For U.S. exports of liquefied natural gas (LNG) to pick up steam, the current significant wholesale gas price differences between North America and other major global markets will have to continue in the long term, according to Sempra Energy’s head of its LNG operations, speaking at Sempra’s financial analysts conference Wednesday in New York City.

Darcel Hulse, the CEO at Sempra LNG, said he personally does not think the current price differences will continue on a sustained basis.

Noting that Sempra does not have authorization to export multiple cargoes out of its LNG receiving terminal on the North Baja California Pacific Coast in Mexico, Hulse said with limited authorization from Mexican authorities there was a one-time export completed “with great success,” involving a cargo swap between the Atlantic and Pacific Basins. He called it a “unique opportunity” that Sempra intends to repeat.

In terms of global pricing, Hulse said that historically since 2000 prices around the world have remained very close until last year. “The question now is what are the prices going to do going forward? Are they going to converge again, or are they going to stay apart?” he asked rhetorically. That is the key question for Sempra.

“If they are going to forever stay apart, then you can justify liquefaction [investments] in the United States and send the [growing domestic-produced] supplies to global markets,” Hulse said. “If they are converging again, then it is going to be more difficult to ever do that, so that is the real issue going forward.”

The pricing conundrum creates what Hulse called “some unique challenges” for us in the LNG business. While price separation would promote Sempra’s export plans, for imports, Sempra needs to have global gas prices converge in order to obtain additional supply for its two LNG terminals, which have one-third of their capacity currently without supply contracts, he said.

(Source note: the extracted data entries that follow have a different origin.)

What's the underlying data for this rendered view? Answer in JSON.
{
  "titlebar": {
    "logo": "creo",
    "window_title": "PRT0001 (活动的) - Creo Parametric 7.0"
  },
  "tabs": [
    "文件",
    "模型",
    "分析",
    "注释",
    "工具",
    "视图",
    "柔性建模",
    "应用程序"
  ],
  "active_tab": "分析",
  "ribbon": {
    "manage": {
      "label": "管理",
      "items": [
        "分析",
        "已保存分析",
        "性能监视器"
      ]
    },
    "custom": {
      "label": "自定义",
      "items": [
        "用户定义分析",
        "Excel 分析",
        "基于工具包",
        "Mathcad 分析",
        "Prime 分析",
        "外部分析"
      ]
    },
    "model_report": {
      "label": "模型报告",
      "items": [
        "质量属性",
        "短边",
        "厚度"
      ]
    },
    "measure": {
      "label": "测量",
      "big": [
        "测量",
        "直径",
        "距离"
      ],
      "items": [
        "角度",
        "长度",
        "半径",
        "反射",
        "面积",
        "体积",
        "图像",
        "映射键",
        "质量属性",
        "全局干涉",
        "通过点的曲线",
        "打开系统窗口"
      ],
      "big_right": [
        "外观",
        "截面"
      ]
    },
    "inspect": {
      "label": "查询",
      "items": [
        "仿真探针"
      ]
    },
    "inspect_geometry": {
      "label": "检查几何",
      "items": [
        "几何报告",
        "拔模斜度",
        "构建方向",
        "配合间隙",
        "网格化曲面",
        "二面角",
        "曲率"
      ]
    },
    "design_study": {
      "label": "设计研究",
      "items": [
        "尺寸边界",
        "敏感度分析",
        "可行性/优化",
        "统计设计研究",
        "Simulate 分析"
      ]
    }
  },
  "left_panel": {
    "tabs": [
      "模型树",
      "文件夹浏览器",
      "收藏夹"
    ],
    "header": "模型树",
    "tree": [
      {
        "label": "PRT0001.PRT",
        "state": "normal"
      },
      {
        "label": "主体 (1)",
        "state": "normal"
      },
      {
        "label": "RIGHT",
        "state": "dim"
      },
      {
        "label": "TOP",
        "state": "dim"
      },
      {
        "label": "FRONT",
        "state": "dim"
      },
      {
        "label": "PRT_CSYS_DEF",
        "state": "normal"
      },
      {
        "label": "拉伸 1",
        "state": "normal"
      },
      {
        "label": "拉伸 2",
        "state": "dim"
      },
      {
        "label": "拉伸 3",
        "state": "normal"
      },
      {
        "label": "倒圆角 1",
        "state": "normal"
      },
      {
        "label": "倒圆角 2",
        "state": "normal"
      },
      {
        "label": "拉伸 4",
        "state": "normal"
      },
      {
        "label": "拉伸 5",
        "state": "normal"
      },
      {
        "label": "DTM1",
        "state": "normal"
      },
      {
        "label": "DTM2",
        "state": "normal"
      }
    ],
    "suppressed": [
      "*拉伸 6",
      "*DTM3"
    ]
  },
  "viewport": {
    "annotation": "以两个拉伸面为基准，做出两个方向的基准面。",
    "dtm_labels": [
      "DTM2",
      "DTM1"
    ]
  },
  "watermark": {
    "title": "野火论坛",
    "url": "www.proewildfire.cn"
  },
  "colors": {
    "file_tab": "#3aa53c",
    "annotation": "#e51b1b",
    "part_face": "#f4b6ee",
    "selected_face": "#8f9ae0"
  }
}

Two-thirds of the two terminals’ collective capacity is sold to what Hulse said are creditable counterparties under 20-year contracts, so what he calls the greatest opportunity to grow the LNG business is to “optimize out the unsold, remaining one-third capacity. Basically, in the short term, when we can’t get long-term contracts to fill that one-third there are a lot of things we can do, such as short-term options, cargo swaps, and we can reload cargoes at our Cameron [Louisiana] facility and export those.”

Sempra is now “eking out” profits from LNG, Hulse said, but its ultimate goal is to “try to get to the size of the business where we can control more molecules and distribute those molecules to the multiple markets around the world. With three major markets around the world, there are always opportunities for optionality among those markets.” He cited variables such as weather, nuclear power problems and other factors affecting the global LNG markets at any given time.

“There are opportunities to move cargoes around the world, if we can get our hands on the molecules to do that. So that is our ultimate goal in figuring out how we do that.” Hulse said there a several “opportunities” Sempra has been working on to do what he called “control the molecules.”